Il a également confirmé que l’arrêt du tabagisme réduit considérablement le risque d’accident vasculaire cérébral, et que la consommation de poisson et de fruits sont les éléments alimentaires les plus associés à la réduction des risques. Étonnamment, il n’y avait aucune association entre la consommation de légumes et les AVC. Les chercheurs disent que cela nécessite une exploration plus approfondie. Les chercheurs ont également souligné les incohérences dans la base de recherche, et soulignent les limites suivantes de leur étude:

Une conception de cas-contrôle, telle qu’utilisée ici, a plusieurs biais, y compris le biais de rappel (les réponses des participants étant affectées par leur propre mémoire ou leurs préjugés personnels) et les problèmes de sélection des participants. Les personnes incluses dans cette étude étaient toutes hospitalisées, de sorte que les résultats peuvent ne pas être pertinents pour les patients ayant subi un AVC plus ou moins grave.

Une dépendance aux dossiers d’hôpital pour le type d’accident vasculaire cérébral que les participants avaient. Cela diffère potentiellement d’un pays à l’autre.

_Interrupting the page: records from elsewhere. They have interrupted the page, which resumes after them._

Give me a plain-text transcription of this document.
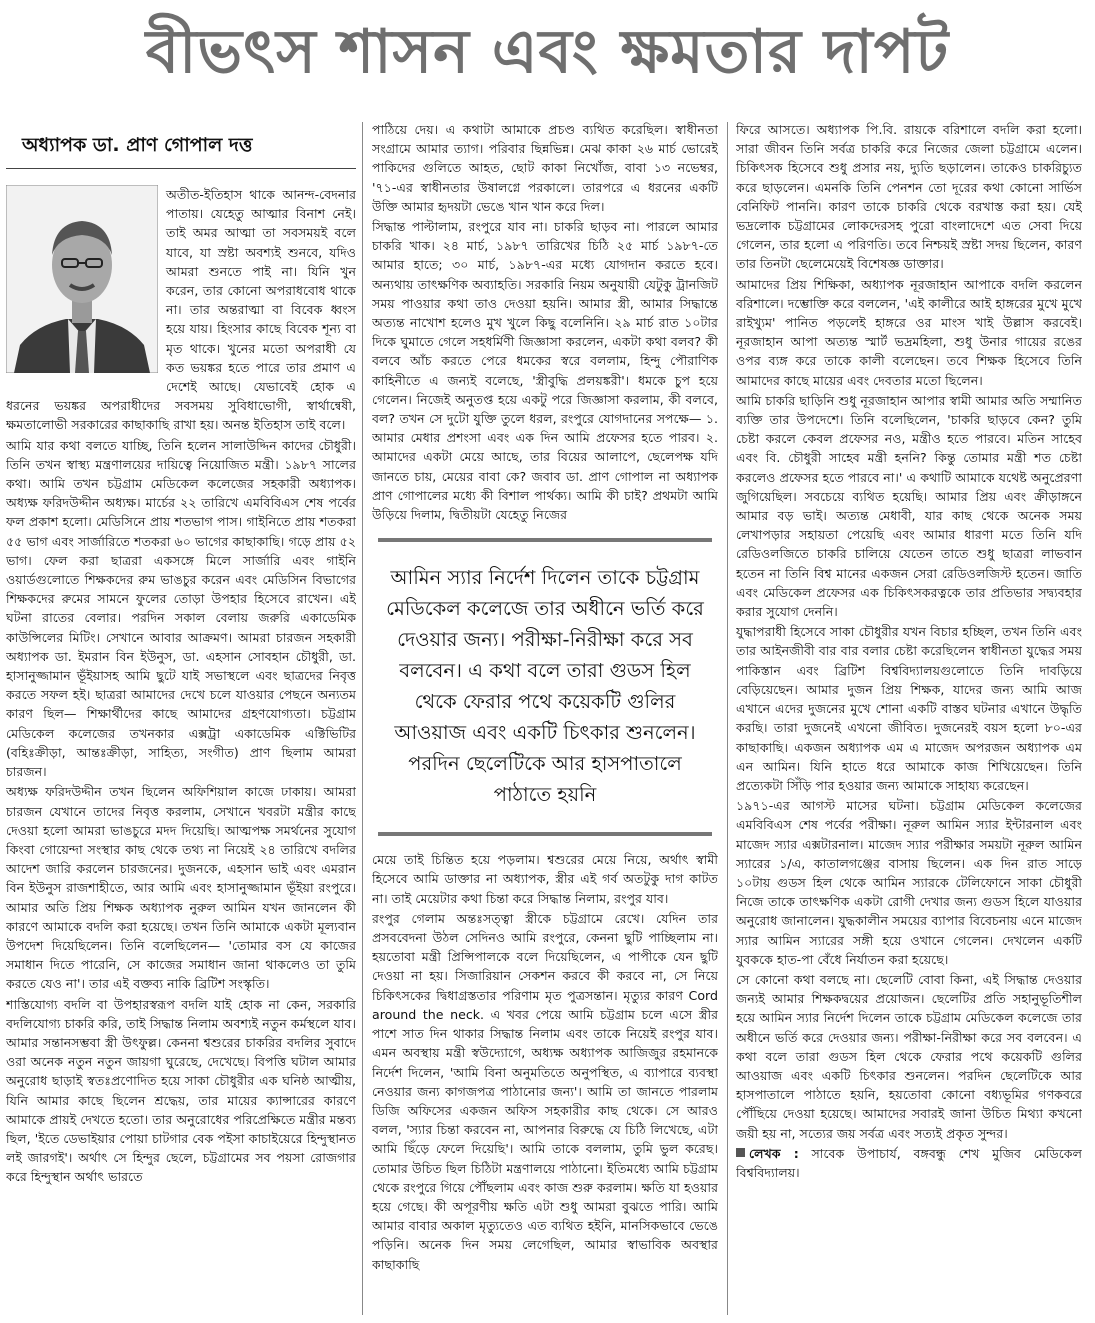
বীভৎস শাসন এবং ক্ষমতার দাপট
অধ্যাপক ডা. প্রাণ গোপাল দত্ত

অতীত-ইতিহাস থাকে আনন্দ-বেদনার পাতায়। যেহেতু আত্মার বিনাশ নেই। তাই অমর আত্মা তা সবসময়ই বলে যাবে, যা স্রষ্টা অবশ্যই শুনবে, যদিও আমরা শুনতে পাই না। যিনি খুন করেন, তার কোনো অপরাধবোধ থাকে না। তার অন্তরাত্মা বা বিবেক ধ্বংস হয়ে যায়। হিংসার কাছে বিবেক শূন্য বা মৃত থাকে। খুনের মতো অপরাধী যে কত ভয়ঙ্কর হতে পারে তার প্রমাণ এ দেশেই আছে। যেভাবেই হোক এ ধরনের ভয়ঙ্কর অপরাধীদের সবসময় সুবিধাভোগী, স্বার্থান্বেষী, ক্ষমতালোভী সরকারের কাছাকাছি রাখা হয়। অনন্ত ইতিহাস তাই বলে।

আমি যার কথা বলতে যাচ্ছি, তিনি হলেন সালাউদ্দিন কাদের চৌধুরী। তিনি তখন স্বাস্থ্য মন্ত্রণালয়ের দায়িত্বে নিয়োজিত মন্ত্রী। ১৯৮৭ সালের কথা। আমি তখন চট্টগ্রাম মেডিকেল কলেজের সহকারী অধ্যাপক। অধ্যক্ষ ফরিদউদ্দীন অধ্যক্ষ। মার্চের ২২ তারিখে এমবিবিএস শেষ পর্বের ফল প্রকাশ হলো। মেডিসিনে প্রায় শতভাগ পাস। গাইনিতে প্রায় শতকরা ৫৫ ভাগ এবং সার্জারিতে শতকরা ৬০ ভাগের কাছাকাছি। গড়ে প্রায় ৫২ ভাগ। ফেল করা ছাত্ররা একসঙ্গে মিলে সার্জারি এবং গাইনি ওয়ার্ডগুলোতে শিক্ষকদের রুম ভাঙচুর করেন এবং মেডিসিন বিভাগের শিক্ষকদের রুমের সামনে ফুলের তোড়া উপহার হিসেবে রাখেন। এই ঘটনা রাতের বেলার। পরদিন সকাল বেলায় জরুরি একাডেমিক কাউন্সিলের মিটিং। সেখানে আবার আক্রমণ। আমরা চারজন সহকারী অধ্যাপক ডা. ইমরান বিন ইউনুস, ডা. এহসান সোবহান চৌধুরী, ডা. হাসানুজ্জামান ভূঁইয়াসহ আমি ছুটে যাই সভাস্থলে এবং ছাত্রদের নিবৃত্ত করতে সফল হই। ছাত্ররা আমাদের দেখে চলে যাওয়ার পেছনে অন্যতম কারণ ছিল— শিক্ষার্থীদের কাছে আমাদের গ্রহণযোগ্যতা। চট্টগ্রাম মেডিকেল কলেজের তখনকার এক্সট্রা একাডেমিক এক্টিভিটির (বহিঃক্রীড়া, আন্তঃক্রীড়া, সাহিত্য, সংগীত) প্রাণ ছিলাম আমরা চারজন।

অধ্যক্ষ ফরিদউদ্দীন তখন ছিলেন অফিশিয়াল কাজে ঢাকায়। আমরা চারজন যেখানে তাদের নিবৃত্ত করলাম, সেখানে খবরটা মন্ত্রীর কাছে দেওয়া হলো আমরা ভাঙচুরে মদদ দিয়েছি। আত্মপক্ষ সমর্থনের সুযোগ কিংবা গোয়েন্দা সংস্থার কাছ থেকে তথ্য না নিয়েই ২৪ তারিখে বদলির আদেশ জারি করলেন চারজনের। দুজনকে, এহসান ভাই এবং এমরান বিন ইউনুস রাজশাহীতে, আর আমি এবং হাসানুজ্জামান ভূঁইয়া রংপুরে। আমার অতি প্রিয় শিক্ষক অধ্যাপক নুরুল আমিন যখন জানলেন কী কারণে আমাকে বদলি করা হয়েছে। তখন তিনি আমাকে একটা মূল্যবান উপদেশ দিয়েছিলেন। তিনি বলেছিলেন— 'তোমার বস যে কাজের সমাধান দিতে পারেনি, সে কাজের সমাধান জানা থাকলেও তা তুমি করতে যেও না'। তার এই বক্তব্য নাকি ব্রিটিশ সংস্কৃতি।

শাস্তিযোগ্য বদলি বা উপহারস্বরূপ বদলি যাই হোক না কেন, সরকারি বদলিযোগ্য চাকরি করি, তাই সিদ্ধান্ত নিলাম অবশ্যই নতুন কর্মস্থলে যাব। আমার সন্তানসম্ভবা স্ত্রী উৎফুল্ল। কেননা শ্বশুরের চাকরির বদলির সুবাদে ওরা অনেক নতুন নতুন জায়গা ঘুরেছে, দেখেছে। বিপত্তি ঘটাল আমার অনুরোধ ছাড়াই স্বতঃপ্রণোদিত হয়ে সাকা চৌধুরীর এক ঘনিষ্ঠ আত্মীয়, যিনি আমার কাছে ছিলেন শ্রদ্ধেয়, তার মায়ের ক্যান্সারের কারণে আমাকে প্রায়ই দেখতে হতো। তার অনুরোধের পরিপ্রেক্ষিতে মন্ত্রীর মন্তব্য ছিল, 'ইতে ডেভাইয়ার পোয়া চাটগার বেক পইসা কাচাইয়েরে হিন্দুস্থানত লই জারগই'। অর্থাৎ সে হিন্দুর ছেলে, চট্টগ্রামের সব পয়সা রোজগার করে হিন্দুস্থান অর্থাৎ ভারতে

পাঠিয়ে দেয়। এ কথাটা আমাকে প্রচণ্ড ব্যথিত করেছিল। স্বাধীনতা সংগ্রামে আমার ত্যাগ। পরিবার ছিন্নভিন্ন। মেঝ কাকা ২৬ মার্চ ভোরেই পাকিদের গুলিতে আহত, ছোট কাকা নিখোঁজ, বাবা ১৩ নভেম্বর, '৭১-এর স্বাধীনতার উষালগ্নে পরকালে। তারপরে এ ধরনের একটি উক্তি আমার হৃদয়টা ভেঙে খান খান করে দিল।

সিদ্ধান্ত পাল্টালাম, রংপুরে যাব না। চাকরি ছাড়ব না। পারলে আমার চাকরি খাক। ২৪ মার্চ, ১৯৮৭ তারিখের চিঠি ২৫ মার্চ ১৯৮৭-তে আমার হাতে; ৩০ মার্চ, ১৯৮৭-এর মধ্যে যোগদান করতে হবে। অন্যথায় তাৎক্ষণিক অব্যাহতি। সরকারি নিয়ম অনুযায়ী যেটুকু ট্রানজিট সময় পাওয়ার কথা তাও দেওয়া হয়নি। আমার স্ত্রী, আমার সিদ্ধান্তে অত্যন্ত নাখোশ হলেও মুখ খুলে কিছু বলেনিনি। ২৯ মার্চ রাত ১০টার দিকে ঘুমাতে গেলে সহধর্মিণী জিজ্ঞাসা করলেন, একটা কথা বলব? কী বলবে আঁচ করতে পেরে ধমকের স্বরে বললাম, হিন্দু পৌরাণিক কাহিনীতে এ জন্যই বলেছে, 'স্ত্রীবুদ্ধি প্রলয়ঙ্করী'। ধমকে চুপ হয়ে গেলেন। নিজেই অনুতপ্ত হয়ে একটু পরে জিজ্ঞাসা করলাম, কী বলবে, বল? তখন সে দুটো যুক্তি তুলে ধরল, রংপুরে যোগদানের সপক্ষে— ১. আমার মেধার প্রশংসা এবং এক দিন আমি প্রফেসর হতে পারব। ২. আমাদের একটা মেয়ে আছে, তার বিয়ের আলাপে, ছেলেপক্ষ যদি জানতে চায়, মেয়ের বাবা কে? জবাব ডা. প্রাণ গোপাল না অধ্যাপক প্রাণ গোপালের মধ্যে কী বিশাল পার্থক্য। আমি কী চাই? প্রথমটা আমি উড়িয়ে দিলাম, দ্বিতীয়টা যেহেতু নিজের

আমিন স্যার নির্দেশ দিলেন তাকে চট্টগ্রাম মেডিকেল কলেজে তার অধীনে ভর্তি করে দেওয়ার জন্য। পরীক্ষা-নিরীক্ষা করে সব বলবেন। এ কথা বলে তারা গুডস হিল থেকে ফেরার পথে কয়েকটি গুলির আওয়াজ এবং একটি চিৎকার শুনলেন। পরদিন ছেলেটিকে আর হাসপাতালে পাঠাতে হয়নি

মেয়ে তাই চিন্তিত হয়ে পড়লাম। শ্বশুরের মেয়ে নিয়ে, অর্থাৎ স্বামী হিসেবে আমি ডাক্তার না অধ্যাপক, স্ত্রীর এই গর্ব অতটুকু দাগ কাটত না। তাই মেয়েটার কথা চিন্তা করে সিদ্ধান্ত নিলাম, রংপুর যাব।

রংপুর গেলাম অন্তঃসত্ত্বা স্ত্রীকে চট্টগ্রামে রেখে। যেদিন তার প্রসববেদনা উঠল সেদিনও আমি রংপুরে, কেননা ছুটি পাচ্ছিলাম না। হয়তোবা মন্ত্রী প্রিন্সিপালকে বলে দিয়েছিলেন, এ পাপীকে যেন ছুটি দেওয়া না হয়। সিজারিয়ান সেকশন করবে কী করবে না, সে নিয়ে চিকিৎসকের দ্বিধাগ্রস্ততার পরিণাম মৃত পুত্রসন্তান। মৃত্যুর কারণ Cord around the neck. এ খবর পেয়ে আমি চট্টগ্রাম চলে এসে স্ত্রীর পাশে সাত দিন থাকার সিদ্ধান্ত নিলাম এবং তাকে নিয়েই রংপুর যাব। এমন অবস্থায় মন্ত্রী স্বউদ্যোগে, অধ্যক্ষ অধ্যাপক আজিজুর রহমানকে নির্দেশ দিলেন, 'আমি বিনা অনুমতিতে অনুপস্থিত, এ ব্যাপারে ব্যবস্থা নেওয়ার জন্য কাগজপত্র পাঠানোর জন্য'। আমি তা জানতে পারলাম ডিজি অফিসের একজন অফিস সহকারীর কাছ থেকে। সে আরও বলল, 'স্যার চিন্তা করবেন না, আপনার বিরুদ্ধে যে চিঠি লিখেছে, এটা আমি ছিঁড়ে ফেলে দিয়েছি'। আমি তাকে বললাম, তুমি ভুল করেছ। তোমার উচিত ছিল চিঠিটা মন্ত্রণালয়ে পাঠানো। ইতিমধ্যে আমি চট্টগ্রাম থেকে রংপুরে গিয়ে পৌঁছলাম এবং কাজ শুরু করলাম। ক্ষতি যা হওয়ার হয়ে গেছে। কী অপূরণীয় ক্ষতি এটা শুধু আমরা বুঝতে পারি। আমি আমার বাবার অকাল মৃত্যুতেও এত ব্যথিত হইনি, মানসিকভাবে ভেঙে পড়িনি। অনেক দিন সময় লেগেছিল, আমার স্বাভাবিক অবস্থার কাছাকাছি

ফিরে আসতে। অধ্যাপক পি.বি. রায়কে বরিশালে বদলি করা হলো। সারা জীবন তিনি সর্বত্র চাকরি করে নিজের জেলা চট্টগ্রামে এলেন। চিকিৎসক হিসেবে শুধু প্রসার নয়, দ্যুতি ছড়ালেন। তাকেও চাকরিচ্যুত করে ছাড়লেন। এমনকি তিনি পেনশন তো দূরের কথা কোনো সার্ভিস বেনিফিট পাননি। কারণ তাকে চাকরি থেকে বরখাস্ত করা হয়। যেই ভদ্রলোক চট্টগ্রামের লোকদেরসহ পুরো বাংলাদেশে এত সেবা দিয়ে গেলেন, তার হলো এ পরিণতি। তবে নিশ্চয়ই স্রষ্টা সদয় ছিলেন, কারণ তার তিনটা ছেলেমেয়েই বিশেষজ্ঞ ডাক্তার।

আমাদের প্রিয় শিক্ষিকা, অধ্যাপক নূরজাহান আপাকে বদলি করলেন বরিশালে। দম্ভোক্তি করে বললেন, 'এই কালীরে আই হাঙ্গরের মুখে মুখে রাইখ্যুম' পানিত পড়লেই হাঙ্গরে ওর মাংস খাই উল্লাস করবেই। নূরজাহান আপা অত্যন্ত স্মার্ট ভদ্রমহিলা, শুধু উনার গায়ের রঙের ওপর ব্যঙ্গ করে তাকে কালী বলেছেন। তবে শিক্ষক হিসেবে তিনি আমাদের কাছে মায়ের এবং দেবতার মতো ছিলেন।

আমি চাকরি ছাড়িনি শুধু নূরজাহান আপার স্বামী আমার অতি সম্মানিত ব্যক্তি তার উপদেশে। তিনি বলেছিলেন, 'চাকরি ছাড়বে কেন? তুমি চেষ্টা করলে কেবল প্রফেসর নও, মন্ত্রীও হতে পারবে। মতিন সাহেব এবং বি. চৌধুরী সাহেব মন্ত্রী হননি? কিন্তু তোমার মন্ত্রী শত চেষ্টা করলেও প্রফেসর হতে পারবে না।' এ কথাটি আমাকে যথেষ্ট অনুপ্রেরণা জুগিয়েছিল। সবচেয়ে ব্যথিত হয়েছি। আমার প্রিয় এবং ক্রীড়াঙ্গনে আমার বড় ভাই। অত্যন্ত মেধাবী, যার কাছ থেকে অনেক সময় লেখাপড়ার সহায়তা পেয়েছি এবং আমার ধারণা মতে তিনি যদি রেডিওলজিতে চাকরি চালিয়ে যেতেন তাতে শুধু ছাত্ররা লাভবান হতেন না তিনি বিশ্ব মানের একজন সেরা রেডিওলজিস্ট হতেন। জাতি এবং মেডিকেল প্রফেসর এক চিকিৎসকরত্নকে তার প্রতিভার সদ্ব্যবহার করার সুযোগ দেননি।

যুদ্ধাপরাধী হিসেবে সাকা চৌধুরীর যখন বিচার হচ্ছিল, তখন তিনি এবং তার আইনজীবী বার বার বলার চেষ্টা করেছিলেন স্বাধীনতা যুদ্ধের সময় পাকিস্তান এবং ব্রিটিশ বিশ্ববিদ্যালয়গুলোতে তিনি দাবড়িয়ে বেড়িয়েছেন। আমার দুজন প্রিয় শিক্ষক, যাদের জন্য আমি আজ এখানে এদের দুজনের মুখে শোনা একটি বাস্তব ঘটনার এখানে উদ্ধৃতি করছি। তারা দুজনেই এখনো জীবিত। দুজনেরই বয়স হলো ৮০-এর কাছাকাছি। একজন অধ্যাপক এম এ মাজেদ অপরজন অধ্যাপক এম এন আমিন। যিনি হাতে ধরে আমাকে কাজ শিখিয়েছেন। তিনি প্রত্যেকটা সিঁড়ি পার হওয়ার জন্য আমাকে সাহায্য করেছেন।

১৯৭১-এর আগস্ট মাসের ঘটনা। চট্টগ্রাম মেডিকেল কলেজের এমবিবিএস শেষ পর্বের পরীক্ষা। নূরুল আমিন স্যার ইন্টারনাল এবং মাজেদ স্যার এক্সটারনাল। মাজেদ স্যার পরীক্ষার সময়টা নূরুল আমিন স্যারের ১/এ, কাতালগঞ্জের বাসায় ছিলেন। এক দিন রাত সাড়ে ১০টায় গুডস হিল থেকে আমিন স্যারকে টেলিফোনে সাকা চৌধুরী নিজে তাকে তাৎক্ষণিক একটা রোগী দেখার জন্য গুডস হিলে যাওয়ার অনুরোধ জানালেন। যুদ্ধকালীন সময়ের ব্যাপার বিবেচনায় এনে মাজেদ স্যার আমিন স্যারের সঙ্গী হয়ে ওখানে গেলেন। দেখলেন একটি যুবককে হাত-পা বেঁধে নির্যাতন করা হয়েছে।

সে কোনো কথা বলছে না। ছেলেটি বোবা কিনা, এই সিদ্ধান্ত দেওয়ার জন্যই আমার শিক্ষকদ্বয়ের প্রয়োজন। ছেলেটির প্রতি সহানুভূতিশীল হয়ে আমিন স্যার নির্দেশ দিলেন তাকে চট্টগ্রাম মেডিকেল কলেজে তার অধীনে ভর্তি করে দেওয়ার জন্য। পরীক্ষা-নিরীক্ষা করে সব বলবেন। এ কথা বলে তারা গুডস হিল থেকে ফেরার পথে কয়েকটি গুলির আওয়াজ এবং একটি চিৎকার শুনলেন। পরদিন ছেলেটিকে আর হাসপাতালে পাঠাতে হয়নি, হয়তোবা কোনো বধ্যভূমির গণকবরে পৌঁছিয়ে দেওয়া হয়েছে। আমাদের সবারই জানা উচিত মিথ্যা কখনো জয়ী হয় না, সত্যের জয় সর্বত্র এবং সত্যই প্রকৃত সুন্দর।

লেখক : সাবেক উপাচার্য, বঙ্গবন্ধু শেখ মুজিব মেডিকেল বিশ্ববিদ্যালয়।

Fait important, ils notent la petite taille de l’échantillon et affirment que, dans la phase suivante, ils incluront 10 000 paires de cas-témoins supplémentaires. Ce sera assez grand pour leur permettre d’analyser les patients par région et fournir plus d’informations sur la façon dont ce profil de risque diffère selon la géographie.

Les chercheurs disent que dans les phases ultérieures de leur recherche, ils s’attaqueront à certaines de ces lacunes.

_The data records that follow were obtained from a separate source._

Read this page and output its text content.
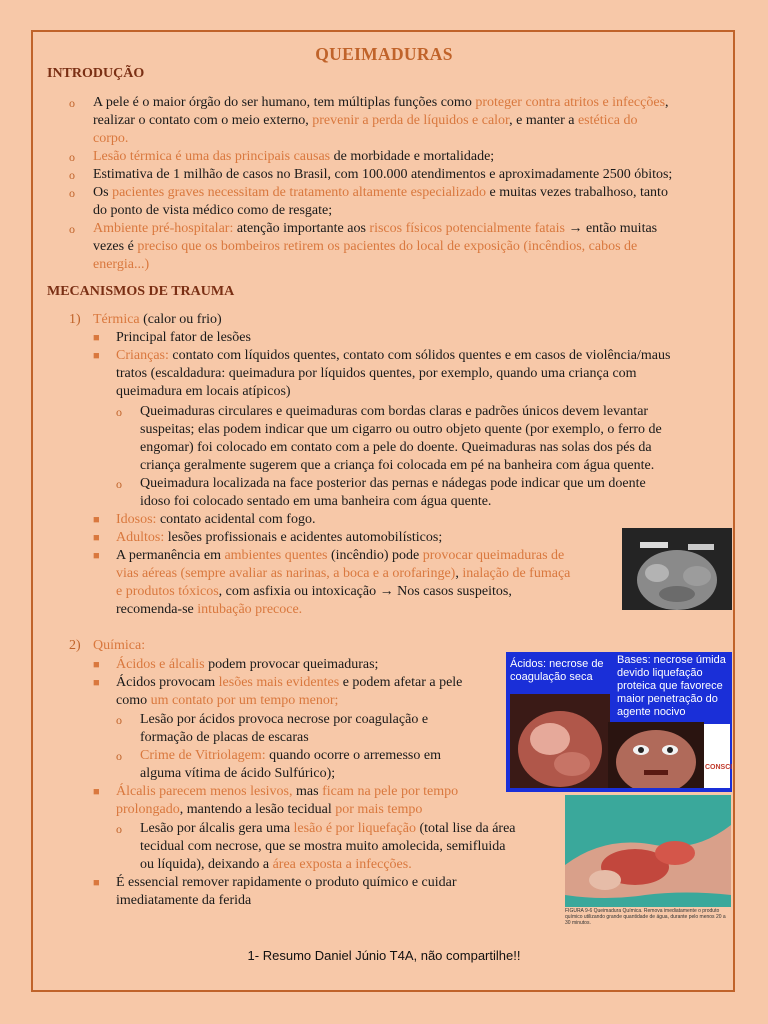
QUEIMADURAS
INTRODUÇÃO
o A pele é o maior órgão do ser humano, tem múltiplas funções como proteger contra atritos e infecções,
realizar o contato com o meio externo, prevenir a perda de líquidos e calor, e manter a estética do
corpo.
o Lesão térmica é uma das principais causas de morbidade e mortalidade;
o Estimativa de 1 milhão de casos no Brasil, com 100.000 atendimentos e aproximadamente 2500 óbitos;
o Os pacientes graves necessitam de tratamento altamente especializado e muitas vezes trabalhoso, tanto
do ponto de vista médico como de resgate;
o Ambiente pré-hospitalar: atenção importante aos riscos físicos potencialmente fatais → então muitas
vezes é preciso que os bombeiros retirem os pacientes do local de exposição (incêndios, cabos de
energia...)
MECANISMOS DE TRAUMA
1) Térmica (calor ou frio)
■ Principal fator de lesões
■ Crianças: contato com líquidos quentes, contato com sólidos quentes e em casos de violência/maus
tratos (escaldadura: queimadura por líquidos quentes, por exemplo, quando uma criança com
queimadura em locais atípicos)
o Queimaduras circulares e queimaduras com bordas claras e padrões únicos devem levantar
suspeitas; elas podem indicar que um cigarro ou outro objeto quente (por exemplo, o ferro de
engomar) foi colocado em contato com a pele do doente. Queimaduras nas solas dos pés da
criança geralmente sugerem que a criança foi colocada em pé na banheira com água quente.
o Queimadura localizada na face posterior das pernas e nádegas pode indicar que um doente
idoso foi colocado sentado em uma banheira com água quente.
■ Idosos: contato acidental com fogo.
■ Adultos: lesões profissionais e acidentes automobilísticos;
■ A permanência em ambientes quentes (incêndio) pode provocar queimaduras de
vias aéreas (sempre avaliar as narinas, a boca e a orofaringe), inalação de fumaça
e produtos tóxicos, com asfixia ou intoxicação → Nos casos suspeitos,
recomenda-se intubação precoce.
2) Química:
■ Ácidos e álcalis podem provocar queimaduras;
■ Ácidos provocam lesões mais evidentes e podem afetar a pele
como um contato por um tempo menor;
o Lesão por ácidos provoca necrose por coagulação e
formação de placas de escaras
o Crime de Vitriolagem: quando ocorre o arremesso em
alguma vítima de ácido Sulfúrico);
■ Álcalis parecem menos lesivos, mas ficam na pele por tempo
prolongado, mantendo a lesão tecidual por mais tempo
o Lesão por álcalis gera uma lesão é por liquefação (total lise da área
tecidual com necrose, que se mostra muito amolecida, semifluida
ou líquida), deixando a área exposta a infecções.
■ É essencial remover rapidamente o produto químico e cuidar
imediatamente da ferida
Ácidos: necrose de coagulação seca
Bases: necrose úmida devido liquefação proteica que favorece maior penetração do agente nocivo
CONSCI
FIGURA 9-6 Queimadura Química. Remova imediatamente o produto químico utilizando grande quantidade de água, durante pelo menos 20 a 30 minutos.
1- Resumo Daniel Júnio T4A, não compartilhe!!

Dans l’ensemble, cette étude fournit des informations clés sur l’importance relative des facteurs de risque pour l’AVC global et pour les différents types d’AVC. La conclusion selon laquelle «les interventions ciblées qui réduisent la pression artérielle et le tabagisme, et qui favorisent l’activité physique et une alimentation saine, pourrait réduire considérablement le fardeau mondial de l’AVC», semble raisonnable.